I understand the train set is used to learn W and b, then the dev set is used to evaluate and compare different models (find the most suitable hyperparameters). I don’t understand why we need to do this step on a separate dev data set. Why not just evaluate multiple models on the test data and pick the one that performs best? What is the purpose/benefit of the additional data set?

In a way you can say that the model also learns from and fits the dev set too, by adjusting hyperparameters, model structure, data distribution using the dev set. The test set is entirely unknown to the model. You may do as you say but its more like a “get lucky” approach rather than trial, test and further learning approach as is using the dev set. The dev set in general will improve performance much faster that it would be without it and in controlled way also.

1 Like

Hi, @djdevilliers.

This is a recurrent question in this forum. As @gent.spah says, it can also overfit the dev set.
Check this post for more details if you want.

1 Like

Thank you for the info. I did read that thread and it didn’t answer my question.

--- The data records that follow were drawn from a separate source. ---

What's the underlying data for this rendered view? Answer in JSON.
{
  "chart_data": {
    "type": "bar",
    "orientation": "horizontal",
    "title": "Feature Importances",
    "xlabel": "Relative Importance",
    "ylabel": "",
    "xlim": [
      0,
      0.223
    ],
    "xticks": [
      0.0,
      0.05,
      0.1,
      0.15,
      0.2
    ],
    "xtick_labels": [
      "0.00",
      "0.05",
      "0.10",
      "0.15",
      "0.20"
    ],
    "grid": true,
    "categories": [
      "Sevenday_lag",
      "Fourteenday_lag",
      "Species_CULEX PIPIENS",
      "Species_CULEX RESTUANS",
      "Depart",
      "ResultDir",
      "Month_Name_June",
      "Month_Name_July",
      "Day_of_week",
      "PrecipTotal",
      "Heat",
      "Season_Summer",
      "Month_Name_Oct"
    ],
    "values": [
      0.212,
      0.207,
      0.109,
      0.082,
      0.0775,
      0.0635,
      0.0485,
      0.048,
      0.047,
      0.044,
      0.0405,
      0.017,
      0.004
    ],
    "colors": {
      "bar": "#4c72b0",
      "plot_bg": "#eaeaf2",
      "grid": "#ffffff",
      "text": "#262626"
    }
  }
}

What I’m trying to say is that ultimately the model would be “fit” to test data too. If I skip the dev set and just evaluate several models M(i) … M(j) against the test set then pick the best model M(k), in a way I have indirectly “fit” to the test data by picking the best performing model. If I then babysit that model and tune its hyperparameters I would further “fit” the model M(k) every time I change a hyperparameter that improves its performance, albeit indirectly. The model hasn’t directly seen the test data but some knowledge of its performance on the test data has leaked (through me) back into the hyperparameter choices.

Yes, you are right. The only thing about the third dataset is to check how the model would perform in production, but just as a final informative metric. The decisions and hyperparameter tuning would be done with the dev set.